Detroit Lakes Online report on a June 7th town hall meeting in Lake Park with Sen. Paul Utke, R-Park Rapids, and Rep. Steve Green, R-Fosston. The meeting has held to give people a chance to talk about the most recent legislative session.
They talked about the need for better broadband in rural Minnesota…
Leno [a technology entrepreneur who lives on Little Cormorant Lake] also brought up the need for more broadband funding by the state.
“The Internet I work with is just barely enough to operate my business; I’m moving gigabyte files. It’s all built on the foundation of a strong Internet,” he said.
Broadband Internet services delivered to rural homes and businesses by fiber optic cable is a huge economic development issue in Minnesota, Leno said, and it should be treated with the importance that rural electrification received early in the last century.
He pays $10 to $15 a gigabit when he goes over his Internet provider’s plan. “When you’re using a terabyte a month, that gets to be expensive,” he said.
Utke agreed that “putting cable in the ground is the best we can do,” to bring reliable, affordable Internet to rural Minnesota.
The Legislature had provided $15 million towards that effort in a bill that ended up vetoed by Gov. Dayton, he said. That was on top of $35 million provided by the Legislature last year, Green added.
and the impact of the Net Neutrality repeal…
Leno also asked the lawmakers to address net neutrality at the state level, by making Internet providers answerable to the Minnesota Public Utilities Commission.
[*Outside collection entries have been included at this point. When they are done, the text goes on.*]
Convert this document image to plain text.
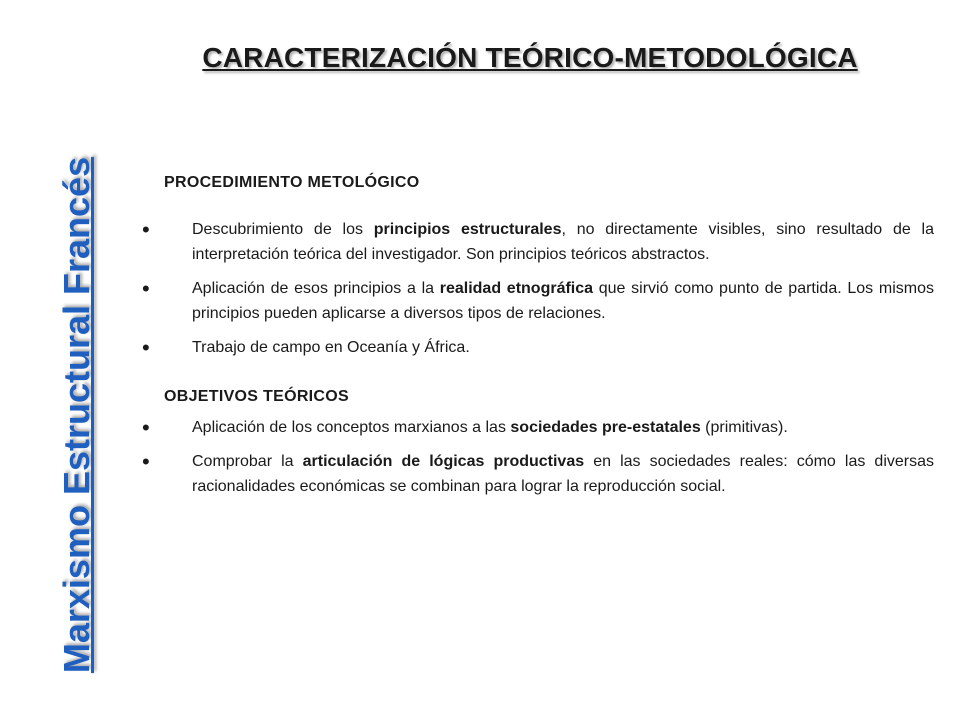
CARACTERIZACIÓN TEÓRICO-METODOLÓGICA
Marxismo Estructural Francés	PROCEDIMIENTO METOLÓGICO

•	Descubrimiento de los principios estructurales, no directamente visibles, sino resultado de la interpretación teórica del investigador. Son principios teóricos abstractos.
•	Aplicación de esos principios a la realidad etnográfica que sirvió como punto de partida. Los mismos principios pueden aplicarse a diversos tipos de relaciones.
•	Trabajo de campo en Oceanía y África.

OBJETIVOS TEÓRICOS

•	Aplicación de los conceptos marxianos a las sociedades pre-estatales (primitivas).
•	Comprobar la articulación de lógicas productivas en las sociedades reales: cómo las diversas racionalidades económicas se combinan para lograr la reproducción social.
He said he was disappointed that Republicans reversed course on net neutrality at the federal level, allowing Internet providers to slow service for Netflix, for example, or any content producer that doesn’t pay a higher fee.
Neither lawmaker showed any inclination to handle net neutrality at the state level, saying that the federal changes merely reverted the rules to where they were in 2015.
That’s when the problems began with providers slowing down services, and that’s why the FCC acted to regulate internet providers like utilities in 2015, Leno said.
Green noted that CenturyLink provides “some of the poorest coverage,” while local providers like Arvig and Garden Valley Telephone Co. do a great job.
“It would be great if I could get it, yeah,” Leno said.